Bioeconomy and green jobs
The fourth strategic area necessarily encompasses the first three. Within the new bioeconomic research, manufacturing, marketing and regulatory framework there is an enormous demand for innovators, skilled workers and policy makers. All of these require some degree of specialized training, but the complication is that the cost of education has been skyrocketing. In order to get the bioeconomy moving under full steam, there must be a means to attract more talent into the workforce – in other words, a rethinking of the way education is financed in the U.S.
A blueprint for green investment
Finally, the fifth area addresses the key question: Who’s gonna pay for all this? Past scientific collaborations relied more heavily on government investment, but in today’s climate, the Blueprint takes a more cautionary approach that focuses on public-private partnerships.

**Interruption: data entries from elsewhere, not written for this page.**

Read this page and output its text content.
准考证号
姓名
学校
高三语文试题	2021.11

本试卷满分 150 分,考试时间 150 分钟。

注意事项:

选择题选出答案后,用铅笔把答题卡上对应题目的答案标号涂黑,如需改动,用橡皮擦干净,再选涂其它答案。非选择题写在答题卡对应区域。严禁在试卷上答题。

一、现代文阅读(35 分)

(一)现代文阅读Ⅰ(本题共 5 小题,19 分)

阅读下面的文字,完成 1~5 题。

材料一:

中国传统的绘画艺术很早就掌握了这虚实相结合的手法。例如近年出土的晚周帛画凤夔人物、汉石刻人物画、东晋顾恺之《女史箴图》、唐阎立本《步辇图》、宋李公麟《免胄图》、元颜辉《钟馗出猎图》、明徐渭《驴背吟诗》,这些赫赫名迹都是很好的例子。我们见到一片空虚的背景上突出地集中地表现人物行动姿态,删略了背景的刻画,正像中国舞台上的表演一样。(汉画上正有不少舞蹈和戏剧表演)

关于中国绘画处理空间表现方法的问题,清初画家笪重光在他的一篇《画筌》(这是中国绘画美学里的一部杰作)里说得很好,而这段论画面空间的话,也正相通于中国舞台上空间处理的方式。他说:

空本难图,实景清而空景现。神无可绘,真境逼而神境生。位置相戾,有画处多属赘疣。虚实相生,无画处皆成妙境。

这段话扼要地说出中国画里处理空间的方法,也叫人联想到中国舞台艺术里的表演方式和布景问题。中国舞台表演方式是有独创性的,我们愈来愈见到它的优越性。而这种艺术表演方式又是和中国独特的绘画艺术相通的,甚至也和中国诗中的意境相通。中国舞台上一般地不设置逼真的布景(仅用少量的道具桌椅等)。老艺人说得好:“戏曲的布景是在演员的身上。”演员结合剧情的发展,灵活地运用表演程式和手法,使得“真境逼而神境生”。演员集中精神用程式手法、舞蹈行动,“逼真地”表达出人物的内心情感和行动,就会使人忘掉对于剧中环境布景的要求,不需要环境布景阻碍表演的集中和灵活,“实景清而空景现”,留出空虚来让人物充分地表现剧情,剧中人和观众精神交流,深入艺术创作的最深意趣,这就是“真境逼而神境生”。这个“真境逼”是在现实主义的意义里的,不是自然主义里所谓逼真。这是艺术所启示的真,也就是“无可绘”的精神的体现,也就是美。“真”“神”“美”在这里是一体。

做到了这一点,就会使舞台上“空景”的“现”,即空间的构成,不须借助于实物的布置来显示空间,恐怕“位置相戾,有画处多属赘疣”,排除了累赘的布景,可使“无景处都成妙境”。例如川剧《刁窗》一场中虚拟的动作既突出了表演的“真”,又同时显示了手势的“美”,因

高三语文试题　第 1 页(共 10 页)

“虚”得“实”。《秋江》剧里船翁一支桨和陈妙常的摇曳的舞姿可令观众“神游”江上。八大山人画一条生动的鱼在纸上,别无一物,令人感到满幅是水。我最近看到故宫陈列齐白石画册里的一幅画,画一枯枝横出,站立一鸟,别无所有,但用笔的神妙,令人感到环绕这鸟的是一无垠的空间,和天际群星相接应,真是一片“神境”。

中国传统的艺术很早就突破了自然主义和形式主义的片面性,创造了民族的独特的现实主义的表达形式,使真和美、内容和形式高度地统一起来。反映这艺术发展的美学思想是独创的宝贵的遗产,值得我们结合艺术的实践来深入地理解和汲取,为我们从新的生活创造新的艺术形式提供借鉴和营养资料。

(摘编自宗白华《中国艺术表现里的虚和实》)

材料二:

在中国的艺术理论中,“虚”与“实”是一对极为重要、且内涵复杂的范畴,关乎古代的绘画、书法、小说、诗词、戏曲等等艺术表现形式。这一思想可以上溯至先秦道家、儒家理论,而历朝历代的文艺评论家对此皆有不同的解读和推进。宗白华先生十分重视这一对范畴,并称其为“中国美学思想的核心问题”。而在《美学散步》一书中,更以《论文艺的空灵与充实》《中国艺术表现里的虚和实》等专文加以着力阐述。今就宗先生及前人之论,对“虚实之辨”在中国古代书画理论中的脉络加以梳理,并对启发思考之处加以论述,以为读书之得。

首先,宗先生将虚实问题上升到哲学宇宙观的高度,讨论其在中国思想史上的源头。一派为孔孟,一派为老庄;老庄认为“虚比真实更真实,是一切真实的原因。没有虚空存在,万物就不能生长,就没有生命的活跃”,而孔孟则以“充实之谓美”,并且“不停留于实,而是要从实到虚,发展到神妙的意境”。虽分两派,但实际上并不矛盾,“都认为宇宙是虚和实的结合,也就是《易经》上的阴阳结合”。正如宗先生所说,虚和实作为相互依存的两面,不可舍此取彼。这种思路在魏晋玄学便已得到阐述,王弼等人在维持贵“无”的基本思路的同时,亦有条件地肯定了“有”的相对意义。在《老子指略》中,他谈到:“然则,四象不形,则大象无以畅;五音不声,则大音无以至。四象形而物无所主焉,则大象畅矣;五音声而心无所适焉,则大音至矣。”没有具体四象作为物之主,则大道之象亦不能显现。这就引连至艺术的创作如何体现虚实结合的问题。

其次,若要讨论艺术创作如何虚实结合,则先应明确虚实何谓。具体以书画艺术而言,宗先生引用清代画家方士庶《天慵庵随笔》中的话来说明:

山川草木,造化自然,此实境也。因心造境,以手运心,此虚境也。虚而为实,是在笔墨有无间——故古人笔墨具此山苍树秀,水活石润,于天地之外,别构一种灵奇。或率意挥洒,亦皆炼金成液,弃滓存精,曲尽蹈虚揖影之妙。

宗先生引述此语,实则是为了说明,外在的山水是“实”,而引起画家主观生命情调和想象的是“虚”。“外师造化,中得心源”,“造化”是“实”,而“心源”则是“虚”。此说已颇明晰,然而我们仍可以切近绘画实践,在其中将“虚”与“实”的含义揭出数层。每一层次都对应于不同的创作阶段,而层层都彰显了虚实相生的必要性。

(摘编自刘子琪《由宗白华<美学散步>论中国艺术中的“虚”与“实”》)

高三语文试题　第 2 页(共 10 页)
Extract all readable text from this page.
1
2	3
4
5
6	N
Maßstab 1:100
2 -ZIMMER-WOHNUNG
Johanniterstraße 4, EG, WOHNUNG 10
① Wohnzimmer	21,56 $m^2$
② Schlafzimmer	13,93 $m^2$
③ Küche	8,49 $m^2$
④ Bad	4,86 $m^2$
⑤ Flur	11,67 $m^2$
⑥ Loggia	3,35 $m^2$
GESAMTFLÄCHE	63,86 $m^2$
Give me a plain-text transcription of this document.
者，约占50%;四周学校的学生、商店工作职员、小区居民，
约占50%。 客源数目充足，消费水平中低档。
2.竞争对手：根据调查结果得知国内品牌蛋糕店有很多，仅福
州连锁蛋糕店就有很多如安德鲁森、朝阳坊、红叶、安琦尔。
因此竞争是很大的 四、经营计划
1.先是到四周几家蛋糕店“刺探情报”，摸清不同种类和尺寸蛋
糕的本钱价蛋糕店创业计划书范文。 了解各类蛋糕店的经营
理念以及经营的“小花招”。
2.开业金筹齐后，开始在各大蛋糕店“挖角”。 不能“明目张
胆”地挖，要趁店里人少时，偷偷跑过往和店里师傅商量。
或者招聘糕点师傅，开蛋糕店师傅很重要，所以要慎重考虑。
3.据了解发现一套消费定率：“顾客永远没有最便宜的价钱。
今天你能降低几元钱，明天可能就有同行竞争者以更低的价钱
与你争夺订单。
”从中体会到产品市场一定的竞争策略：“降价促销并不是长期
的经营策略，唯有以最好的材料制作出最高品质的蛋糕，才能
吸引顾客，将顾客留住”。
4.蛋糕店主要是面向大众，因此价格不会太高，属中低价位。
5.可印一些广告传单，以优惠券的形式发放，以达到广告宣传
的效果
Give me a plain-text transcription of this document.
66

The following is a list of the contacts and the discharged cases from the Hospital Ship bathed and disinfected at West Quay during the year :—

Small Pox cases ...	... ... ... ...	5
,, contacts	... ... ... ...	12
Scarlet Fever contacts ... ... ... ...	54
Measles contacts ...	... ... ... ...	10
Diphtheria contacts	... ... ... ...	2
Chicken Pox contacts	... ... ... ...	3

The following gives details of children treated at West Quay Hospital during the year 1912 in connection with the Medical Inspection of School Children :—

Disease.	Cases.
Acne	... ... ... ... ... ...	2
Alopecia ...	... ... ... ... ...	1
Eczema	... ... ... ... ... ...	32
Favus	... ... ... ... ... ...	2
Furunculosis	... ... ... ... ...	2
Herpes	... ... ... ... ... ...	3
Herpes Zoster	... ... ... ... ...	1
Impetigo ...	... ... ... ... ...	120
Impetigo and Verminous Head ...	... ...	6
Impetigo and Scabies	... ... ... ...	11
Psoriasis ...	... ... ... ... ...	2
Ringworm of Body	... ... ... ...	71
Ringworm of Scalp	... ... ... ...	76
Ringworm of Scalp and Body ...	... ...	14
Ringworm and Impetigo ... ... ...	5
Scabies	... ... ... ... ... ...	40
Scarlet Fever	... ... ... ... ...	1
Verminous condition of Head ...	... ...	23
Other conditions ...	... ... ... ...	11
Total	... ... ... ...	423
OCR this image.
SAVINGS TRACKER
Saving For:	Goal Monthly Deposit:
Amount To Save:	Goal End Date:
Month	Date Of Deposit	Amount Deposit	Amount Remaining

Public-private partnerships are not without risk, though. As the aftermath of the Solyndra bankruptcy demonstrates, when an individual public-private partnership goes sour it can create an opening to politicize an entire area of research and development.
A green technology revolution
All in all, the Bioeconomy Blueprint tries to put some order into a technological revolution that is every bit as far-reaching and as unstoppable as the Industrial Revolution.
The fossil fuels that powered the Industrial Revolution into contemporary times relieved the burden of providing that power from the Earth’s biomass, but along the way they created problems of their own. Similarly, the transition out of fossil products is inevitable but it has already raised new challenges, for example in terms of food-versus-fuel and forest-to-farmland issues.
Somewhat drily, when the White House announced the Bioeconomy Blueprint it noted that “it will be important to assess the impact of these efforts and apply any new metrics for measuring changes in investment, infrastructure, jobs, and more.”